Must the legal disability exist at the time of injury to toll the clock?


No. Georgia law tolls a limitation period for a legal disability both when the disability exists at accrual and, separately, when a qualifying disability begins after the clock has started. Two different statutes handle the two situations, so the timing of the disability changes which rule applies rather than whether any protection exists at all.

Disabilities present when the claim accrues

Georgia’s two-year personal-injury period under O.C.G.A. § 9-3-33 generally begins when the cause of action accrues, usually the date of the injury. O.C.G.A. § 9-3-90 addresses a person who is already under a legal disability, such as being under 18 or being legally incompetent because of intellectual disability or mental illness, at the moment the claim accrues. That person gets the same period to sue after the disability is removed as anyone else would have had, so the clock effectively does not run while the disability continues.

Disabilities that arise after the clock starts

A separate provision, O.C.G.A. § 9-3-91, covers a disability that begins after the right of action has already accrued. If a person suffers a qualifying disability listed in § 9-3-90 after accrual, and the disability is not voluntarily caused or undertaken, the limitation ceases to operate during the continuance of that disability. So an adult who was competent on the day of injury but later becomes legally incompetent can still have the running period suspended, provided the incapacity is genuine and not self-inflicted to gain the benefit.

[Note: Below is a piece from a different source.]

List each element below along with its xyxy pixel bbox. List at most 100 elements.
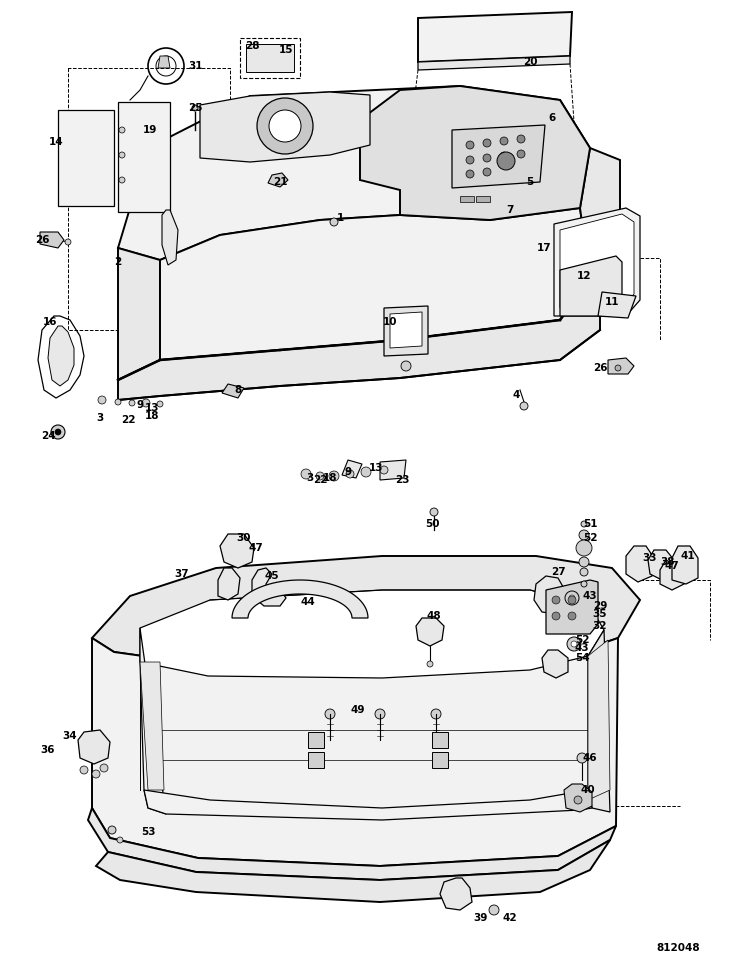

How the two rules fit together

The practical points are easy to misstate:

  • A child injured before turning 18 is protected under § 9-3-90 because minority existed at accrual.
  • An adult competent at injury who later becomes legally incompetent may be protected under § 9-3-91, because an intervening involuntary disability pauses a running statute.
  • The protection is not unlimited: the disability must be one the statutes recognize, and a voluntarily induced or feigned condition does not qualify.

Because the analysis turns on the type of disability and how it arose, the safer course is never to assume a deadline has passed without checking which provision applies.

The bottom line

The legal disability need not exist at the time of injury for tolling to be available in Georgia. Section 9-3-90 suspends the clock when the disability is present at accrual, while § 9-3-91 suspends a running period for an involuntary disability that arises afterward, so a later-developing incapacity is not automatically fatal to the claim.


This article is for general educational and informational purposes only and is not legal advice. It does not create an attorney-client relationship, and Georgia law may change. For advice about a specific situation, consult a licensed Georgia personal injury attorney.